Ces pubs mettent l’accent sur des questions touchant surtout à l’économie et à la santé. Elles ne suscitent pas l’admiration ou l’enthousiasme de la twittosphère et ne font pas réagir Donald Trump, contrairement à celles du Lincoln Project.

Mais elles ont vraisemblablement contribué davantage à la chute de popularité de Donald Trump chez les électeurs indépendants que celles du Lincoln Project.

Anna Caprara, stratège démocrate devenue cheffe de cabinet du gouverneur d’Illinois, a offert cette analyse la semaine dernière sur Twitter : « Les bons créateurs de pubs sont ceux qui mettent de côté ce qui les branche personnellement ou ce qui branche la twittosphère et privilégient les messages qui influencent les électeurs. »

Parfois, a-t-elle précisé, ces messages peuvent paraître « ennuyeux ».

N’empêche : on n’a pas fini d’entendre parler de ces groupes républicains anti-Trump qui veulent en finir avec le 45e président. D’autant que leurs stratèges n’ont peut-être pas complètement tort sur l’allure que prendra l’élection présidentielle de 2020.

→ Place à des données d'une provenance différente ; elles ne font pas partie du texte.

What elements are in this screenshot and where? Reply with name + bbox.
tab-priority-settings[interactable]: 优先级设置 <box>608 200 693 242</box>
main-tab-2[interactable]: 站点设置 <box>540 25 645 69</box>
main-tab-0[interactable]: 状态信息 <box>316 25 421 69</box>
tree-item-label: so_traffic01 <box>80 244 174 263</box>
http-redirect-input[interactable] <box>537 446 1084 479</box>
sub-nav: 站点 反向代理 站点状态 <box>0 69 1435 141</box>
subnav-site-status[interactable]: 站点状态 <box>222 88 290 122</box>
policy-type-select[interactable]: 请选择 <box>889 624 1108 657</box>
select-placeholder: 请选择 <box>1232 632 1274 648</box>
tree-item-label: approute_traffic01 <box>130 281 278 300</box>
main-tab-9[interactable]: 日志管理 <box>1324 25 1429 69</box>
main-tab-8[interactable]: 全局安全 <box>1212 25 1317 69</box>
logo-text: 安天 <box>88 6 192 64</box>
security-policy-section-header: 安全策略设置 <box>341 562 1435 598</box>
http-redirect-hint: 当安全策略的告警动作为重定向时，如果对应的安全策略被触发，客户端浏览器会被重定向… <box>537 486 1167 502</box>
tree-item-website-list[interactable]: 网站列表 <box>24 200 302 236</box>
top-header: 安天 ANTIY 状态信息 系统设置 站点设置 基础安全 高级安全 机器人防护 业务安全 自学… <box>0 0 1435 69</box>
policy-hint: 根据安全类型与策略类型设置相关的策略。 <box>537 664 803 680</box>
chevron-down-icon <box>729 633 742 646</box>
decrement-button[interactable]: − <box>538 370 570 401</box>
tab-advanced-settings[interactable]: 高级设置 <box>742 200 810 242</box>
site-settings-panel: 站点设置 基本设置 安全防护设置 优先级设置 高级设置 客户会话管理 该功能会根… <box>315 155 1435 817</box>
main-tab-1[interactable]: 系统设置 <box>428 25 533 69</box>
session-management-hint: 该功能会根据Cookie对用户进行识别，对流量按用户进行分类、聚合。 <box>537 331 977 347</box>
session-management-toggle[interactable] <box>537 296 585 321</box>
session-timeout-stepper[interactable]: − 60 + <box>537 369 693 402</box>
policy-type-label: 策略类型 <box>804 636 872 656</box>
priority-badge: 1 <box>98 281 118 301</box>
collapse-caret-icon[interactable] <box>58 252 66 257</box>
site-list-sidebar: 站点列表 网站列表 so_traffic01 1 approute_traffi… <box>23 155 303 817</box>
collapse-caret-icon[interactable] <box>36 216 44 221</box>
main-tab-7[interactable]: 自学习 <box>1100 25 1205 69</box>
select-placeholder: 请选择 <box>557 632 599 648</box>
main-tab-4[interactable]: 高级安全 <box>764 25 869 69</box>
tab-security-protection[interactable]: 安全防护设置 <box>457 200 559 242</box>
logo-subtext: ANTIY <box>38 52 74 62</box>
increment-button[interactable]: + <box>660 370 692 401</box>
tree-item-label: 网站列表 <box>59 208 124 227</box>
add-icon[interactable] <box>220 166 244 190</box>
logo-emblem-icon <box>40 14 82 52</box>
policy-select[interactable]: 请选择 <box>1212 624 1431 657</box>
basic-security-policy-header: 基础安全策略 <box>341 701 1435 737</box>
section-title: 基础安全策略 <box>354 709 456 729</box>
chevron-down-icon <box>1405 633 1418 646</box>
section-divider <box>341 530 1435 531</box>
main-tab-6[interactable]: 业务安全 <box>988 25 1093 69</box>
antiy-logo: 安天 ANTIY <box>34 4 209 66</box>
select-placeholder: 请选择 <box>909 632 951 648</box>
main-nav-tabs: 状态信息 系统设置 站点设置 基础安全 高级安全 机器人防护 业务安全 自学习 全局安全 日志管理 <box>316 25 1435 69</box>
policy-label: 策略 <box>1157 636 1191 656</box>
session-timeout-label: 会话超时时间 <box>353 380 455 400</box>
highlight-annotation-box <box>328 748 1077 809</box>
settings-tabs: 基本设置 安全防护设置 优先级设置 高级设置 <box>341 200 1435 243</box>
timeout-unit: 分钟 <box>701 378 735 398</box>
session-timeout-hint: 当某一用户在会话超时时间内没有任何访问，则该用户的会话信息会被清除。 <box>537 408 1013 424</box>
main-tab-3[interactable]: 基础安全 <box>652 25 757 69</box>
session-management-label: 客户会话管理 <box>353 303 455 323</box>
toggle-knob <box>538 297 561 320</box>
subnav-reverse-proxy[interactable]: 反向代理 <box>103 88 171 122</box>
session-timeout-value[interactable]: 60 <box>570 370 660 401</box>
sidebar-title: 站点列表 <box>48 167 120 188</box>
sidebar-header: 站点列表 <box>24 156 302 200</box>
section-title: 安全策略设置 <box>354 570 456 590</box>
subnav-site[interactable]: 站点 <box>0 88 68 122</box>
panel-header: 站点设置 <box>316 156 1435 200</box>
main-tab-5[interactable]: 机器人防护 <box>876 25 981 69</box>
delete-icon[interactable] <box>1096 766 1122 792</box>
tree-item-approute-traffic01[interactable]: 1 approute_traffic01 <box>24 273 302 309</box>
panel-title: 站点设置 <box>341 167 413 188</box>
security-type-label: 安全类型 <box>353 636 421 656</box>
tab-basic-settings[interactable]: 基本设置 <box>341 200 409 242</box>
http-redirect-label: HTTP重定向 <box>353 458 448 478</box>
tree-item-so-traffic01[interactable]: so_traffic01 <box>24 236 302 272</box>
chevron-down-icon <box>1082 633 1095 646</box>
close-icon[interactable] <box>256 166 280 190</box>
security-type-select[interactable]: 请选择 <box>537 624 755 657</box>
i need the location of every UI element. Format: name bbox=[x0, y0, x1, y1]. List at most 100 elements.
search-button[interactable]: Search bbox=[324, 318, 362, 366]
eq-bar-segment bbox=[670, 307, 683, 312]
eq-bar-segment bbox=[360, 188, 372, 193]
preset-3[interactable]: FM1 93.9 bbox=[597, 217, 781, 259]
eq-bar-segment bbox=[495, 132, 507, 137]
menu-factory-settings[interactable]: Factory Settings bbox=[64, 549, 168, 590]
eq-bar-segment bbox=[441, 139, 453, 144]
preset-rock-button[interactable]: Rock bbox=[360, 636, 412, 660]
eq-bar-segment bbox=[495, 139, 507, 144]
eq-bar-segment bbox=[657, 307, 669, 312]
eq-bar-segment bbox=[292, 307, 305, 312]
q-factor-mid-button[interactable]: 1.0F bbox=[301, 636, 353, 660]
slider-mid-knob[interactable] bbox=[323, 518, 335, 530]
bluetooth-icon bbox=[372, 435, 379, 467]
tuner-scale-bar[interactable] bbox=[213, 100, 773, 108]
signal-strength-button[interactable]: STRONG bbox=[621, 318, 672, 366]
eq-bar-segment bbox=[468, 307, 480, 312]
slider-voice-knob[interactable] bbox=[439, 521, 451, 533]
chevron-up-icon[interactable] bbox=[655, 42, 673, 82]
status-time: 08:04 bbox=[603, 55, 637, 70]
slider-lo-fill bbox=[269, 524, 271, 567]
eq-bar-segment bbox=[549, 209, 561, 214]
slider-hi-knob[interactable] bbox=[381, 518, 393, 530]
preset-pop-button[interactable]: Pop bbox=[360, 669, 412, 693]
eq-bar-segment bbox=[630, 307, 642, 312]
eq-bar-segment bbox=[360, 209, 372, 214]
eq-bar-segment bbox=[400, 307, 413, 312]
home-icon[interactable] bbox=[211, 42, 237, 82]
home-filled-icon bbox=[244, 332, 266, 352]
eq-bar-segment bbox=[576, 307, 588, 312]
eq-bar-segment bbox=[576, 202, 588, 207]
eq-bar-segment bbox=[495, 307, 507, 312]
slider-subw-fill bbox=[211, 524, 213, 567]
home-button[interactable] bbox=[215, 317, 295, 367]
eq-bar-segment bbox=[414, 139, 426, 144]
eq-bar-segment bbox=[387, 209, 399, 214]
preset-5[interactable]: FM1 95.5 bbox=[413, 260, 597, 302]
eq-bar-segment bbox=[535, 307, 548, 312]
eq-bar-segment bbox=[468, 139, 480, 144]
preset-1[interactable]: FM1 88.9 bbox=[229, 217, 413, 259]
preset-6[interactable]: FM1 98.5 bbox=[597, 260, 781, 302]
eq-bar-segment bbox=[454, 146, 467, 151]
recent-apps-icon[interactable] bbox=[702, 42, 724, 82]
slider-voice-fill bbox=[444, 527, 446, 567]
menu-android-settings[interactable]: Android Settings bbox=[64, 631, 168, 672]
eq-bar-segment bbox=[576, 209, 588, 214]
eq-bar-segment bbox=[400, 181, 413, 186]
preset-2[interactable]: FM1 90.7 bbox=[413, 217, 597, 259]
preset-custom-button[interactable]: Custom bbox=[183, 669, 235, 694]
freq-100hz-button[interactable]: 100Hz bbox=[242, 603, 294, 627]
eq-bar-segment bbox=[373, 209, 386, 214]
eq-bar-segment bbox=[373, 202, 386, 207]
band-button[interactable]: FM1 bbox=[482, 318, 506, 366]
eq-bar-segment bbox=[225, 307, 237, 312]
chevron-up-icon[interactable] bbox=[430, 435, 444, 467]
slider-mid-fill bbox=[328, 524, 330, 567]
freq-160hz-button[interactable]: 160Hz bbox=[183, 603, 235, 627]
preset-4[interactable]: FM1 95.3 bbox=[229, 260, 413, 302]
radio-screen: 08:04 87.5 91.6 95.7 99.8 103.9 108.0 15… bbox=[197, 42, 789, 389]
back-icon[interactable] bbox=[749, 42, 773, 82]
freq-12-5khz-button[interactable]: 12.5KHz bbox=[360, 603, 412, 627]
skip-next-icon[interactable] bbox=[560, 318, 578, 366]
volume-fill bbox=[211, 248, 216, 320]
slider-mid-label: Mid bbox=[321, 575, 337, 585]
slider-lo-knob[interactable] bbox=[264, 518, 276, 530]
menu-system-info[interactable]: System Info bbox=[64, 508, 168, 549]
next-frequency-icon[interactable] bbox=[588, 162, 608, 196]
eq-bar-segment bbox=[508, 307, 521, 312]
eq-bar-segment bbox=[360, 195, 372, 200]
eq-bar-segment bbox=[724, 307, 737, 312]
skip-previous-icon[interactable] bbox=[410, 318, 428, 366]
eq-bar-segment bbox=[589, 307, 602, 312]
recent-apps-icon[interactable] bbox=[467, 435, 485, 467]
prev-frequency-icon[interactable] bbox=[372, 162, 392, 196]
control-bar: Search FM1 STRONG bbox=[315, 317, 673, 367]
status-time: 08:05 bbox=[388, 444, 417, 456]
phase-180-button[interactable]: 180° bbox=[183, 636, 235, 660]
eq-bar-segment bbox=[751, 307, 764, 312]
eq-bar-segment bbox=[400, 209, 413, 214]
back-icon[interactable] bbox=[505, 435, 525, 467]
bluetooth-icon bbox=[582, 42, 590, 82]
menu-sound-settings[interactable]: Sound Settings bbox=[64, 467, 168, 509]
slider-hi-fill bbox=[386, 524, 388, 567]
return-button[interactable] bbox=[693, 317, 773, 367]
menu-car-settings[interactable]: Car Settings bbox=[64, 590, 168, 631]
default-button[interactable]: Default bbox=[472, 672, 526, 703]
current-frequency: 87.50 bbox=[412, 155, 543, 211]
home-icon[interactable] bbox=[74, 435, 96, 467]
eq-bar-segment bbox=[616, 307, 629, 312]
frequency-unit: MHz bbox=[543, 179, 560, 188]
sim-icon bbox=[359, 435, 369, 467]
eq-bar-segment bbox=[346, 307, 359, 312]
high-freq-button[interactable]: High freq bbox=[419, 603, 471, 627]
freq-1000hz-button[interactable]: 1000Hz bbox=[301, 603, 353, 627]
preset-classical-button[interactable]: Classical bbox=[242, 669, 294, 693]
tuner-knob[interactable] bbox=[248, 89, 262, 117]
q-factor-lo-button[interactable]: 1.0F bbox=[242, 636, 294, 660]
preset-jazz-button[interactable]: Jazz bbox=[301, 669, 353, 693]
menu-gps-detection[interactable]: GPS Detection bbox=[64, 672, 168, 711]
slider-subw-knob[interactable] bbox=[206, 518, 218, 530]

« Je pense que plusieurs de ces stratèges ont conclu, et je dois dire que je suis d’accord avec eux, que cette élection sera un référendum sur Donald Trump », dit Kent Syler, politologue du Tennessee. « Les réélections sont souvent un référendum sur le président sortant, et je pense que celle de Donald Trump sera un référendum sur stéroïdes. »

Reste à voir combien de républicains se joindront aux démocrates pour dire non à Donald Trump.